Une fois de plus, ce blog va devoir, à mon corps défendant, sacrifier au goût bien contemporain de l'exotisme.
C'est que, par les temps qui courent, l'honnête naturaliste ne peut plus mettre le nez dehors sans avoir à contempler des espèces, végétales ou animales, que les lois de l'évolution ne prédisposaient nullement à prospérer dans notre bon vieux Paléarctique occidental. Le Père Darwin n'en finit plus de se retourner dans sa tombe.
Nos terres brabançonnes, envahies de tout temps par la soldatesque internationale (remember 1815), n'échappent pas au phénomène. Balsamine de l'Himalaya, Perruche à collier, Ouette d'Egypte, Renouée du Japon, pour ne citer que les plus envahissantes, mercenaires de la mondialisation galopante, croissent en nos contrées au péril parfois des espèces indigènes et probablement de la biodiversité.
Ne voyez pas ici une condamnation de ces belles envahisseuses ni aucune nostalgie pour un état de nature qui serait à jamais figé. L'équilibre dans la nature n'est jamais atteint définitivement et l'histoire de la biosphère (comme de la blogosphère du reste) est jalonnée d'extinctions et d'apparitions d'espèces, parfois très brutales.

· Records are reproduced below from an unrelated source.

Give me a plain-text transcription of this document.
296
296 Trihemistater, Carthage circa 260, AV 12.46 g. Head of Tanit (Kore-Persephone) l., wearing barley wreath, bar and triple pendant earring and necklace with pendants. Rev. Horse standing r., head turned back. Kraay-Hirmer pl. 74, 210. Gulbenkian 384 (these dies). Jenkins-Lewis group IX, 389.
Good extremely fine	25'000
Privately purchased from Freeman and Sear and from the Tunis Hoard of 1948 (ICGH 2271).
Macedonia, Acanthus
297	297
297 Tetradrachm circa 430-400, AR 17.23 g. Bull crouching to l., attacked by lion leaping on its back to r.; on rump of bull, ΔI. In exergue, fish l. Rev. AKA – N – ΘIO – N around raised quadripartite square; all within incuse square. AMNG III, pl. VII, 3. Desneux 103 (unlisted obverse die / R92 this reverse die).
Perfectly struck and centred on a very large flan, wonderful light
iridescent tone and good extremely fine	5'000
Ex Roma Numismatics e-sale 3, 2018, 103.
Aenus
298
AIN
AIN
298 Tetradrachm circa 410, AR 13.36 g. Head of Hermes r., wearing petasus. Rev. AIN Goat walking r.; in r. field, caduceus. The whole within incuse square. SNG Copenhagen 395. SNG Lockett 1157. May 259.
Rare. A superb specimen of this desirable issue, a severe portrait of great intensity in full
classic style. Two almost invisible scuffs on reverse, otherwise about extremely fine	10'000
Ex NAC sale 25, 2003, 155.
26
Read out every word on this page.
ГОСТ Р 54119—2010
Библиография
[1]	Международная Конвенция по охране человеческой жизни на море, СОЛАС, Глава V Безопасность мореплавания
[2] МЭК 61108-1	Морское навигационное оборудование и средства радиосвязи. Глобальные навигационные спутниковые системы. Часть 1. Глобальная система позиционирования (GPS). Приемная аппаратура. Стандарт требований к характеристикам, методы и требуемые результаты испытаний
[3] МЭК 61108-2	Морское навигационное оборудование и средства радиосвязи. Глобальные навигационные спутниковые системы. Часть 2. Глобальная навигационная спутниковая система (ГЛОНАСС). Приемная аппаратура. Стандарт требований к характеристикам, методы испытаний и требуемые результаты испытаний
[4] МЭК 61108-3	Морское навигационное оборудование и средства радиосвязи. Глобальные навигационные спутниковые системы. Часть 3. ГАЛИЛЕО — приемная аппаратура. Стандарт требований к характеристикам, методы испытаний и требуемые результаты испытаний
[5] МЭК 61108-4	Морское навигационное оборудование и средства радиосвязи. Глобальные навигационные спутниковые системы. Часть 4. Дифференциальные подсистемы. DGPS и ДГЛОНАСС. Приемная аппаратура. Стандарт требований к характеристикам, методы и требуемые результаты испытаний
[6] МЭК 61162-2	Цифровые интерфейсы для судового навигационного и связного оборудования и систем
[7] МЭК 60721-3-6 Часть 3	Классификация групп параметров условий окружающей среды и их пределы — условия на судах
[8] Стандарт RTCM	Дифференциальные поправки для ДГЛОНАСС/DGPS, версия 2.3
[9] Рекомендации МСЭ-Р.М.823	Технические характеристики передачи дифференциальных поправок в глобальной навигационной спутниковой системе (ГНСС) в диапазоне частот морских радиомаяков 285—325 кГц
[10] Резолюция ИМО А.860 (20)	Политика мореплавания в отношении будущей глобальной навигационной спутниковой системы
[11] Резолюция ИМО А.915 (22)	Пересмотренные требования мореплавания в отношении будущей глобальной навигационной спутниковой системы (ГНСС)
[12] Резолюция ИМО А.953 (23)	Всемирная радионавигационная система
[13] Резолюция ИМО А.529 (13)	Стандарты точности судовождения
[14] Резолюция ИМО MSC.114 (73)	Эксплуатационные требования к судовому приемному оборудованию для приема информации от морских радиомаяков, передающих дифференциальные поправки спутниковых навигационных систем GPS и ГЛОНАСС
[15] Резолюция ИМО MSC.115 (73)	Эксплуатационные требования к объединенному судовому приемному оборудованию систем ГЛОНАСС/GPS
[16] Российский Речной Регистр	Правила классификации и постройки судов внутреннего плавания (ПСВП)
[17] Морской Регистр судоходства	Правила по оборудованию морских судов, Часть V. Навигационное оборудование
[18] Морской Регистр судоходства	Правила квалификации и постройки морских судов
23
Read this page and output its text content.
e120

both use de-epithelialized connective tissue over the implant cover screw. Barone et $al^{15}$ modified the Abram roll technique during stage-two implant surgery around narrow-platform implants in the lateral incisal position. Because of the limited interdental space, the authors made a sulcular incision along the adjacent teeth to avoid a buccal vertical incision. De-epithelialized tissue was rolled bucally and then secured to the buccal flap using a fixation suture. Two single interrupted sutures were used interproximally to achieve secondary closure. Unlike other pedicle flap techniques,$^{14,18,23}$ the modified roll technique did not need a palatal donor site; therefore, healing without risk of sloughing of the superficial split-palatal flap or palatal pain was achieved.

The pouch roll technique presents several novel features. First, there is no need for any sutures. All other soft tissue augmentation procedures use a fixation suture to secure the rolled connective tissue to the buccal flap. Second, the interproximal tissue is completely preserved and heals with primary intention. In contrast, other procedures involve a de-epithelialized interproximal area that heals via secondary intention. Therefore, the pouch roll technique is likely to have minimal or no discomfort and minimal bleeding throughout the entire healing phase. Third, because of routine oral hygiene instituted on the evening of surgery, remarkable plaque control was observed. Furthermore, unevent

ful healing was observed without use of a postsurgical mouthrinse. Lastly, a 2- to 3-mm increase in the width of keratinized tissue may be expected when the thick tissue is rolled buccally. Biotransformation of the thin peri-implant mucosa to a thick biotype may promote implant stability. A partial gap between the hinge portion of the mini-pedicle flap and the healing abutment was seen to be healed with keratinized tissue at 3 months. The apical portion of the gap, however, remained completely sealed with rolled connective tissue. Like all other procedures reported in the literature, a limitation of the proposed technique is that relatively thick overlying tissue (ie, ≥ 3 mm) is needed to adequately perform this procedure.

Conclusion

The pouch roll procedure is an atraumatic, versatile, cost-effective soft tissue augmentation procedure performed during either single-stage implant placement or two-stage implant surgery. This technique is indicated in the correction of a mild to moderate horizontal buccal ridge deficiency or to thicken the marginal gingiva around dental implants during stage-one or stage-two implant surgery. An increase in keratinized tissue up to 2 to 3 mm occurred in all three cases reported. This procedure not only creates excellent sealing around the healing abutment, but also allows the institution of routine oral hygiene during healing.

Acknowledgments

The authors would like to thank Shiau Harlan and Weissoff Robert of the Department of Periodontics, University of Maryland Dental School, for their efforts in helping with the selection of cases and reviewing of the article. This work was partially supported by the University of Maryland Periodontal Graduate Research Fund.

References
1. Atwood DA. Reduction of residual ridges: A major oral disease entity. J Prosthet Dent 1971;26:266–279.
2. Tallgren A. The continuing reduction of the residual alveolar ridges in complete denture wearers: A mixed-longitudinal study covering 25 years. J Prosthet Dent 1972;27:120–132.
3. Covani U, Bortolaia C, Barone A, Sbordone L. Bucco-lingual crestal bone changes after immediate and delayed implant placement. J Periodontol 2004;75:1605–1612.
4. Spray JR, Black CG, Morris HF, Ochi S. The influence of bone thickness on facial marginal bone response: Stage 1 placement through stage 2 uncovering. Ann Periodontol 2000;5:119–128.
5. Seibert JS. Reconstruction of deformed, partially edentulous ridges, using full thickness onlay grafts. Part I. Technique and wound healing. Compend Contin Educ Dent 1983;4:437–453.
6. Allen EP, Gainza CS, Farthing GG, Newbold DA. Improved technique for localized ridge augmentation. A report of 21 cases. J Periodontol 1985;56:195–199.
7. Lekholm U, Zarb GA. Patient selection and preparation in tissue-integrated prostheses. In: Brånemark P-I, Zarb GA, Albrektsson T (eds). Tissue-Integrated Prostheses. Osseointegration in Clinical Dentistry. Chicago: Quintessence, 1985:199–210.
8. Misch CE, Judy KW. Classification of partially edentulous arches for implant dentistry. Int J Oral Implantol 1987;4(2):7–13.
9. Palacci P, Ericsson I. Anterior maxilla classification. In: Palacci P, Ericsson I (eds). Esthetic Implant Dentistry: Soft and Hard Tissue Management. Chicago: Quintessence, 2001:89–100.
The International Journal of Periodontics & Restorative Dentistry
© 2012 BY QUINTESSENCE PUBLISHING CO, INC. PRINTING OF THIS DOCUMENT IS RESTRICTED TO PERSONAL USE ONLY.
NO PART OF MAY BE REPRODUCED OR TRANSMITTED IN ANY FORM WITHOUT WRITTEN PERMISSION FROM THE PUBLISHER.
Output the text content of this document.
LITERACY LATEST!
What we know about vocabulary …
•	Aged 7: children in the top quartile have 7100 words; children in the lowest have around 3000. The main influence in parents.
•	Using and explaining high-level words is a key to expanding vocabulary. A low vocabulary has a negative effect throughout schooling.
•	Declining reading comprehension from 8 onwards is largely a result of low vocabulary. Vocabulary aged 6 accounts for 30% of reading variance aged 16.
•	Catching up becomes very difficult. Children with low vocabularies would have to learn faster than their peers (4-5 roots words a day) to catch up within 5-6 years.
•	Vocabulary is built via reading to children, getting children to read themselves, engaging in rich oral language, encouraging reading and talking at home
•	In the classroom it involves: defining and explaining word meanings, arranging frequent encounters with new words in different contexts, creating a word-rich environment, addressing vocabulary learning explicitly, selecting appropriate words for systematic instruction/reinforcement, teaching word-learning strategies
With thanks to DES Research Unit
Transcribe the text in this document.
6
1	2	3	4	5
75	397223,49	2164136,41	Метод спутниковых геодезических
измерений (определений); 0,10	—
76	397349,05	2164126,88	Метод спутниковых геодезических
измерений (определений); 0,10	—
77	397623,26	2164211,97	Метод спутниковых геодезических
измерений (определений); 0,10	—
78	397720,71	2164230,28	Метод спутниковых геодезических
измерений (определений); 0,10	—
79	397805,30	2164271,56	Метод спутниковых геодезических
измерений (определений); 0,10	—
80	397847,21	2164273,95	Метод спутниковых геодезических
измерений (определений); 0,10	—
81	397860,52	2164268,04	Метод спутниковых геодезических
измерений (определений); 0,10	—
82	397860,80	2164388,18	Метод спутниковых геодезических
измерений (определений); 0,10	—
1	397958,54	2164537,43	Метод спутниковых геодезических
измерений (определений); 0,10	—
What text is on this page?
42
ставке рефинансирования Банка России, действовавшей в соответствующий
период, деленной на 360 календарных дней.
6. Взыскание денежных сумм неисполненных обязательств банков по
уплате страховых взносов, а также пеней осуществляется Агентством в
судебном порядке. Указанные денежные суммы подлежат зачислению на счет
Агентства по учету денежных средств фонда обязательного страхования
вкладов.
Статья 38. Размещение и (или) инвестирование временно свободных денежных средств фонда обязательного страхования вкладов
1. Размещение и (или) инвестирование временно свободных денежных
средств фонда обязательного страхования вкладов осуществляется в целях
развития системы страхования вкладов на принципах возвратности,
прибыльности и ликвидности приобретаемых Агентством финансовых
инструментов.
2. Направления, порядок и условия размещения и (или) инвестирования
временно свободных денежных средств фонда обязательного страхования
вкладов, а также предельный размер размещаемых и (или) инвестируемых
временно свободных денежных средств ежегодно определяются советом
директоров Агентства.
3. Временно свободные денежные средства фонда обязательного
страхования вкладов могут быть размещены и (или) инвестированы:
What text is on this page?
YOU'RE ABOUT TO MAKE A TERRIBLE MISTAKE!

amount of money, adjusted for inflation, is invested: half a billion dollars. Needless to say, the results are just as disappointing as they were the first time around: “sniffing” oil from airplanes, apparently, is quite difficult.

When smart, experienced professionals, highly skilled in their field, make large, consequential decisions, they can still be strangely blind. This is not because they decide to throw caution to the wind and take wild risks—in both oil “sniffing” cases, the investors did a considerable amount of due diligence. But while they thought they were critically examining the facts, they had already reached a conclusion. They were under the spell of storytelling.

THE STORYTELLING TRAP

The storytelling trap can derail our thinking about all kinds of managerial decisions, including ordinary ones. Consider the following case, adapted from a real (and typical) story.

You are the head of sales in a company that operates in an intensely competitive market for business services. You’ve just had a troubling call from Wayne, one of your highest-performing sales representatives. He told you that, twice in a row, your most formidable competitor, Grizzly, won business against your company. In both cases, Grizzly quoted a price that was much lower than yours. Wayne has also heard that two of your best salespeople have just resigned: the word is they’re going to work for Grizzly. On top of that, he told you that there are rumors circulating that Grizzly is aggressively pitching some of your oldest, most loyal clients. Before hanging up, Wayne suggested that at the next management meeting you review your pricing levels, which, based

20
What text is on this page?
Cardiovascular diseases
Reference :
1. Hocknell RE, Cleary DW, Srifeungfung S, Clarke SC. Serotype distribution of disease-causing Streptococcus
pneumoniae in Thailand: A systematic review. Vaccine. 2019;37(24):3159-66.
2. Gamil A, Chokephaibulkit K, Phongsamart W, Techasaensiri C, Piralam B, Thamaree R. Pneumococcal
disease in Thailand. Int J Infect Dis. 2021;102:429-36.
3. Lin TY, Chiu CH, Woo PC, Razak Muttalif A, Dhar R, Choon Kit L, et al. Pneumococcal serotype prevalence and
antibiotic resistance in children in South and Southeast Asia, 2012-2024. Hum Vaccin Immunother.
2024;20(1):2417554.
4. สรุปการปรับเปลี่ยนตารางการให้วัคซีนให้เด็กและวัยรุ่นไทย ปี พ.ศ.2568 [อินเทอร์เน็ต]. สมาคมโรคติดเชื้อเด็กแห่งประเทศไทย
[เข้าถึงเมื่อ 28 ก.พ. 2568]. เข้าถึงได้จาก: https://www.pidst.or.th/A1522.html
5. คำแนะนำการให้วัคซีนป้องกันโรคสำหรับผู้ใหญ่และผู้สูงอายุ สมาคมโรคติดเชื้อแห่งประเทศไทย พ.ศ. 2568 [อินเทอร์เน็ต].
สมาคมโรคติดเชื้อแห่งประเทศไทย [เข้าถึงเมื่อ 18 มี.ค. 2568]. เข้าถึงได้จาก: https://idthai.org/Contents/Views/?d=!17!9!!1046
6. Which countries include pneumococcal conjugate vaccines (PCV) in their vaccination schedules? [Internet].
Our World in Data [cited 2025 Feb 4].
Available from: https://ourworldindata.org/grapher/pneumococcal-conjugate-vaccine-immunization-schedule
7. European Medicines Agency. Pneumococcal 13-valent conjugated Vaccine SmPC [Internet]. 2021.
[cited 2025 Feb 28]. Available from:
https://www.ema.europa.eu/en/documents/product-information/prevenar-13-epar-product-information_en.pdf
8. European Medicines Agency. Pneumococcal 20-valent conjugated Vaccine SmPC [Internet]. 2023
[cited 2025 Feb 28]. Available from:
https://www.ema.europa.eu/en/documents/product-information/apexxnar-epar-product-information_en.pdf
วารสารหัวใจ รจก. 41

Homo sapiens est responsable de ces introductions massives, souvent volontaires. Mais est-il capable de gérer les conséquences de ses initiatives douteuses?
Pas plus tard que récemment, me promenant du côté de la charmante bourgade de Lasne (prononcez "Lenne"), mon attention fut attirée par un troupeau de bestiaux de belle taille qui broutaient nonchalamment dans une prairie humide en bordure de la rivière qui donne son nom à la localité.
"Qu'est-ce que c'est que ça maintenant ?" me susurrai-je en mon for intérieur...
M'approchant, je m'avisai que les volatiles pâturant appartenaient à l'espèce Branta canadensis, la Bernache du Canada. Tabernacle!
Ce palmipède d'origine américaine a été introduit d'abord en Angleterre pour orner certains parcs. C'est beaucoup plus récemment qu'il s'est acclimaté sur le continent où il forme aujourd'hui des populations "férales" (ça veut dire qui parviennent à se reproduire sans l'aide de l'homme).
De plus en plus nombreuse, la Bernache du Canada est aujourd'hui considérée comme une espèce problématique.
Elle est accusée de concurrencer l'espèce européenne Oie cendrée dont elle envahit les territoires. Elle présenterait même un risque d'hybridation avec la Bernache nonnette (à ma connaissance, ce n'est pas prouvé).
En Belgique (et plus particulièrement en Flandre), la Bernache du Canada se compte par milliers d'individus. Selon une étude de la LPO, il y en aurait 5.000 en France.
Depuis deux ans, l'espèce peut être chassée en Wallonie, sans qu'il semble que cela ait des répercussions sur sa démographie. Comme pour le cas de la Perruche à collier, il paraît irréaliste (et sans nul doute cruel) d'envisager une éradication.
Le fait de rendre l'animal chassable peut tout au plus avoir un effet limitatif sur ses populations.
Pour corser le tout, le deuxième groupe de bernaches rencontré était accompagné d'une oie blanche (oie domestique) qui pâturait de conserve (pas de cassoulet...). Gaffe aux hybridations!
Un dernier regard sur ces belles étrangères qui finiront par obtenir leur naturalisation .
A propos de belle étrangère, lors de la même promenade, je n'ai pu résister au plaisir de photographier une Balsamine de l'Himalaya bien fleurie.